In our application, this does not matter much, as the app can answer the calls. But in the real world, e.g. when files or connections are closing, this may lead to failed calls, because the app may not be able to respond to API calls once some resources are gone. A solution would be a two-stage shutdown timeout, one with about four or five seconds of continued service, and then a subsequent second one for the actual cleanup,

However, that sounds pretty ugly, and this is concerning. Despite looking for details about this, I don’t have an explanation or documentation yet. Perhaps a reader may have insights to share? There might be some problem with my interpretation of the specification… The question is: after SIGTERM coming from Kubernetes, is the API supposed to be called? If so, for how long?

Also of note, we did not use /healthz in this context, as it is depreciated. We also did not explore PreStop hooks, as these are different concepts — it should be possible to manage this with the probes alone. Opinions?

Update January 10, 2022: Here is a Medium article saying “Ingress controllers get an updated list of endpoints with some delay, and new traffic continues to be sent to the pod.” — That confirms what we saw in our logs. The quoted article refers to another article, saying “The pod should largely ignore [SIGTERM], keep running, and keep serving new connections.
What’s the best practice to deal with this? Different from the quoted article that uses Nginx, we have full control over our application. The two-stage shutdown suggested above is easy to implement but feels non-deterministic as the time until no more calls come through probably depends heavily on the load balancer behavior.

Update January 13, 2022: It turns out that in fact, you can expect API calls to a pod after SIGTERM, just as we have observed because the loadbalancer takes a little while to sort things out that remove the pod from the rotation. The issue with this is that you want to respond to these calls to avoid a client getting a 500 response.

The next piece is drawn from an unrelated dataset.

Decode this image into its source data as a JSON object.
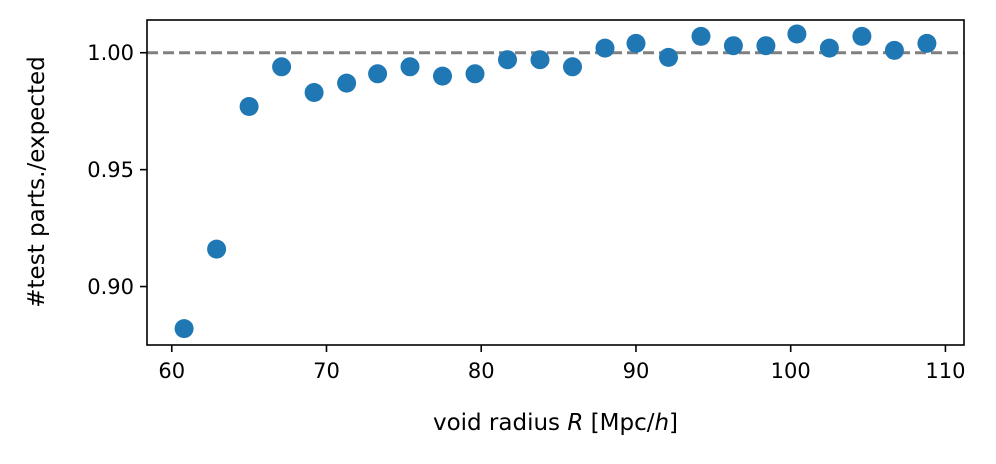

Right now there seems no obvious way to see from the pod’s point of view when the LB is updated. So one possible solution is to start a pre-shutdown timer when SIGTERM occurs, in our case perhaps after eight or ten seconds to have a good margin to the observed four seconds until calls don’t come through anymore. After that eight to ten seconds the real graceful shutdown would start: returning 500 on the APIs /random and /info, removing any database connections or close files (if that is needed in your app) and then eventually call process.exit() before SIGKILL comes through, which is expected 30 seconds after SIGTERM. If 30 seconds are not enough: you can extend this time with the attribute terminationGracePeriodSeconds as part of the container spec. Note that these changes are not implemented in the repository, but these would be part of the repository of future articles.

Update January 19, 2022: the updated software with a better implementation of a graceful shutdown is here.

Where to go from here?

It turns out very concretely that it is possible to use this setup for learning and investigation. An important question came up, which should be somewhat well understood, but for some reason, no simple answer came up yet. This section will be updated once there is a better understanding.

Other than that, it is possible here to try more experiments with /livez, e.g. not answering the calls or not returning 200. Depending on the failureThreshhold, the pod should be taken out automatically.

Also, some experiments with PreStop and PostStart hooks can be done to do even more with the Kubernetes pod lifecycle features.